Sunday morning I went to a Catholic Mass with my sister and her friend.  We walked through a simple village of dirt streets, broken wooden fences, piles of garbage littering the street, and homes built from concrete and tin to reach the church sitting in what may have been the center of the town. Distinguished from the other buildings, the church gate opened to a courtyard of small pebbles and ornamental plants.  People were picking up rows of white lawn chairs, set up as an addition to the many pews already within to accommodate a larger crowd from the early Mass.  Clean concrete steps lead the way to four sets of grand wooden doors, opening to a voluminous interior with vaulted ceilings, crisp white walls accented with wooden trim and red, yellow, and white banners, wooden pews adorned with flowers and bows, and a magnificent crucifix of wood and metal hanging beneath a large symbol of the Holy Trinity: a triangle and circle simply painted and alone in its grandeur.  I sat in wonder of this wondrous building surrounded by simple homes: evidence of the importance placed on religion, and the influence of those who have more and investment of their resources into this building. Later I learned that this was one of just four Catholic churches in the Arusha area.
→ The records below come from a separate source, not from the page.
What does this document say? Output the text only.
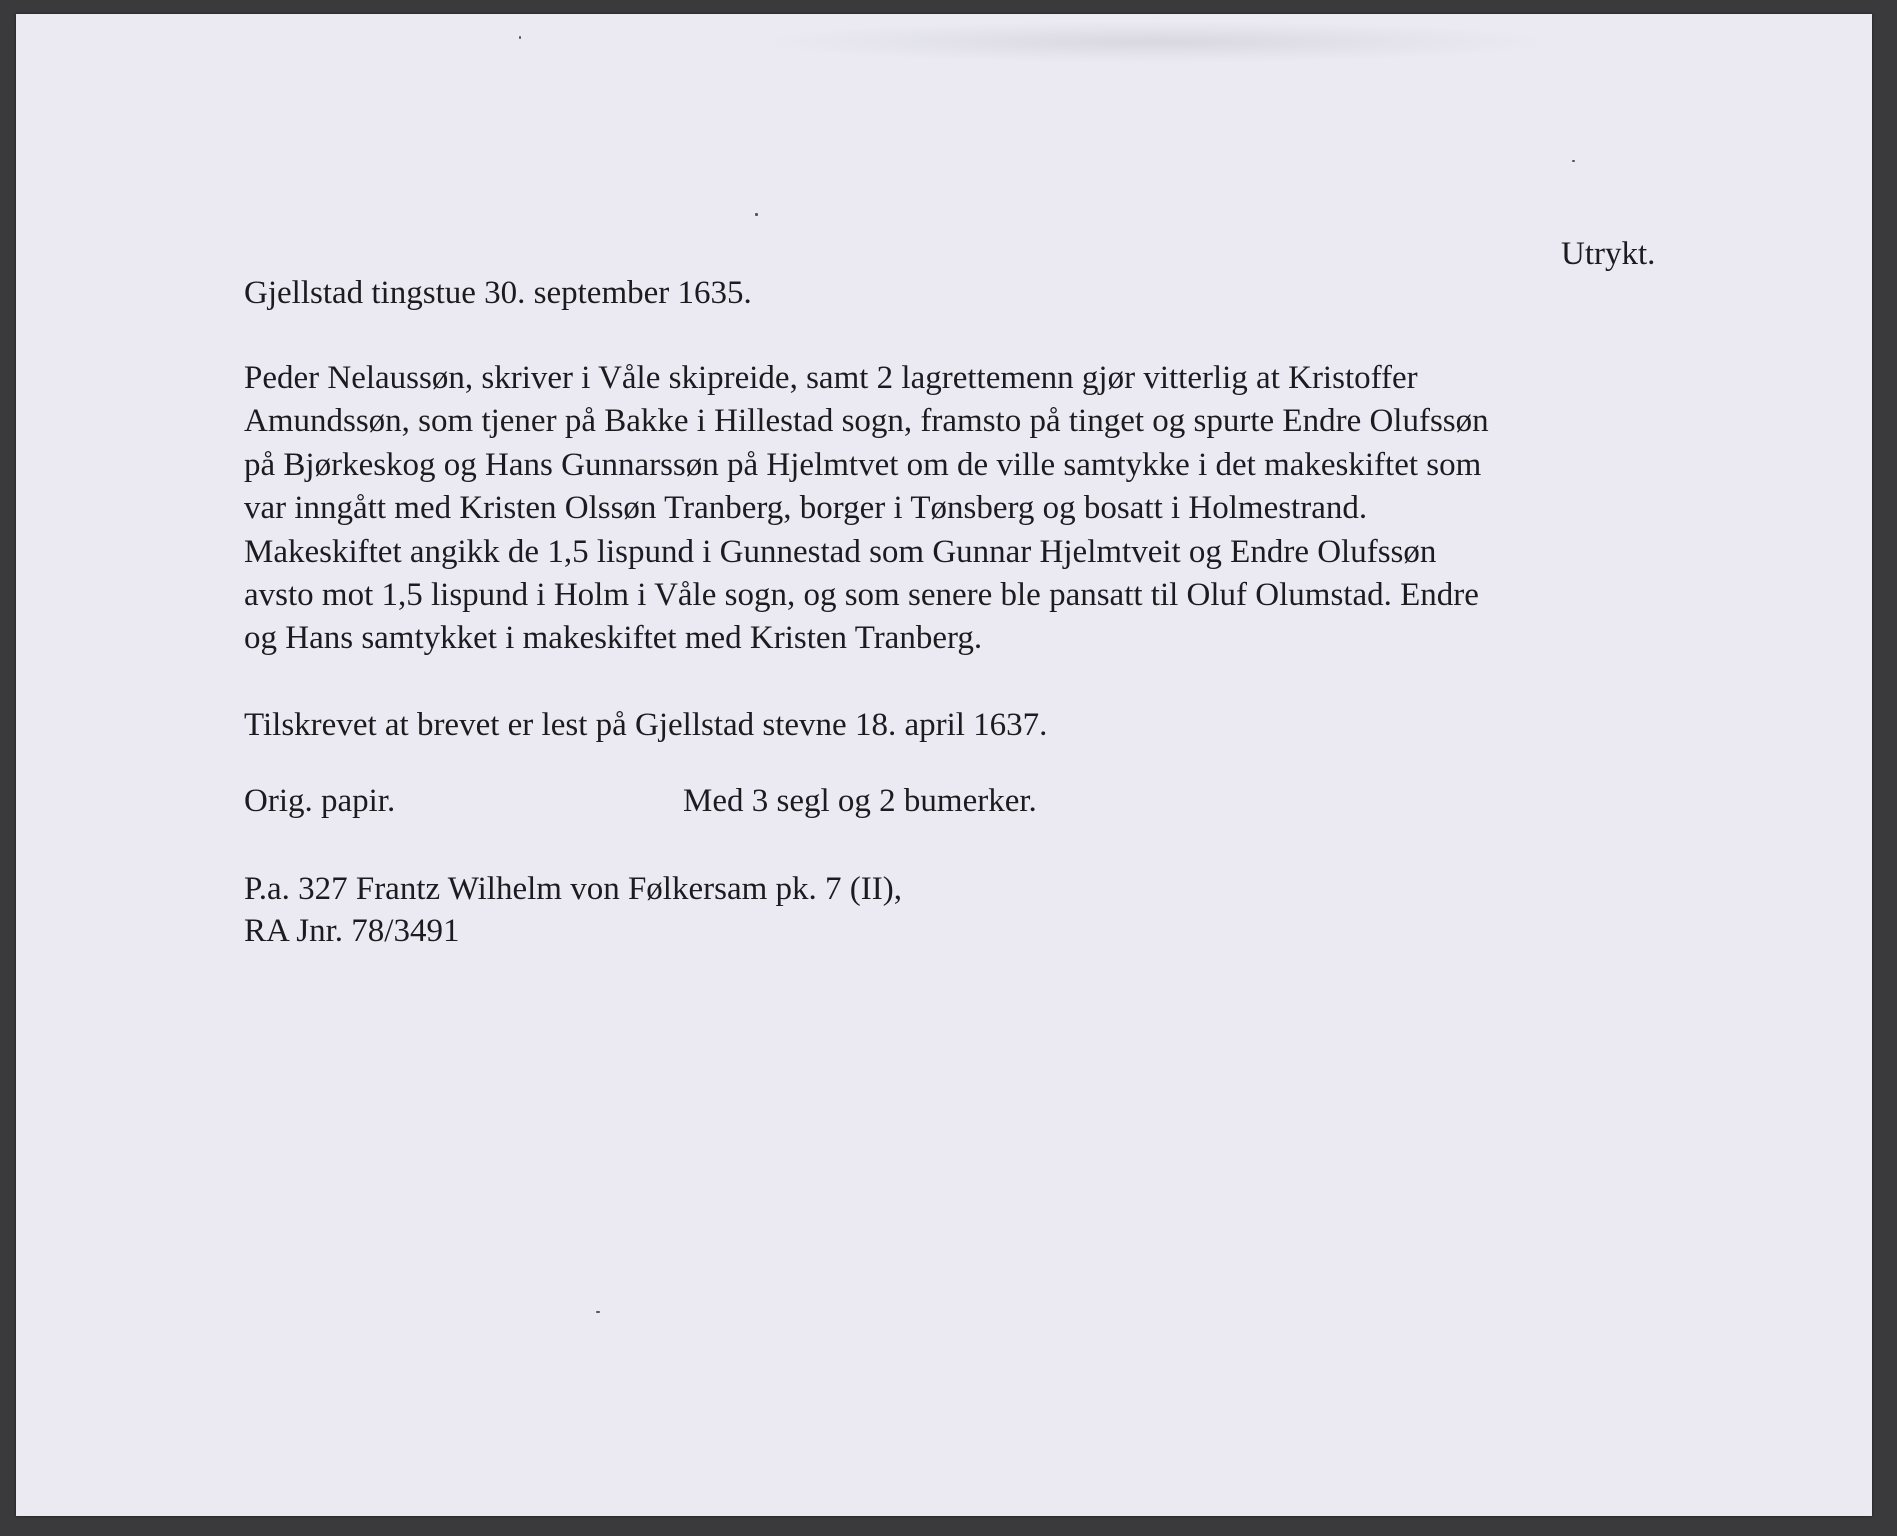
Utrykt.
Gjellstad tingstue 30. september 1635.
Peder Nelaussøn, skriver i Våle skipreide, samt 2 lagrettemenn gjør vitterlig at Kristoffer
Amundssøn, som tjener på Bakke i Hillestad sogn, framsto på tinget og spurte Endre Olufssøn
på Bjørkeskog og Hans Gunnarssøn på Hjelmtvet om de ville samtykke i det makeskiftet som
var inngått med Kristen Olssøn Tranberg, borger i Tønsberg og bosatt i Holmestrand.
Makeskiftet angikk de 1,5 lispund i Gunnestad som Gunnar Hjelmtveit og Endre Olufssøn
avsto mot 1,5 lispund i Holm i Våle sogn, og som senere ble pansatt til Oluf Olumstad. Endre
og Hans samtykket i makeskiftet med Kristen Tranberg.
Tilskrevet at brevet er lest på Gjellstad stevne 18. april 1637.
Orig. papir.	Med 3 segl og 2 bumerker.
P.a. 327 Frantz Wilhelm von Følkersam pk. 7 (II),
RA Jnr. 78/3491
After an hour the church was filled with children, women and a few men, all sitting shoulder to shoulder and chatting in low voices until the procession began.  A church bell deeply rang its steady beat, followed with hand bells that joined in with high-pitched chimes. A keyboard crescendo-ed in with a quick, alto beat, signaling the voices to enter in harmony.  Children chanted a light, airy tune, swaying and clapping in beat as they entered the church and the choir joined with mature soprano and base with women adding to the sound with soprano voices calling in unison.  The music filled the church and the congregation swayed and clapped in rhythm. All of Mass was said in Swahili so I was not moved so much by the words as I was by the music that filled my soul with joy.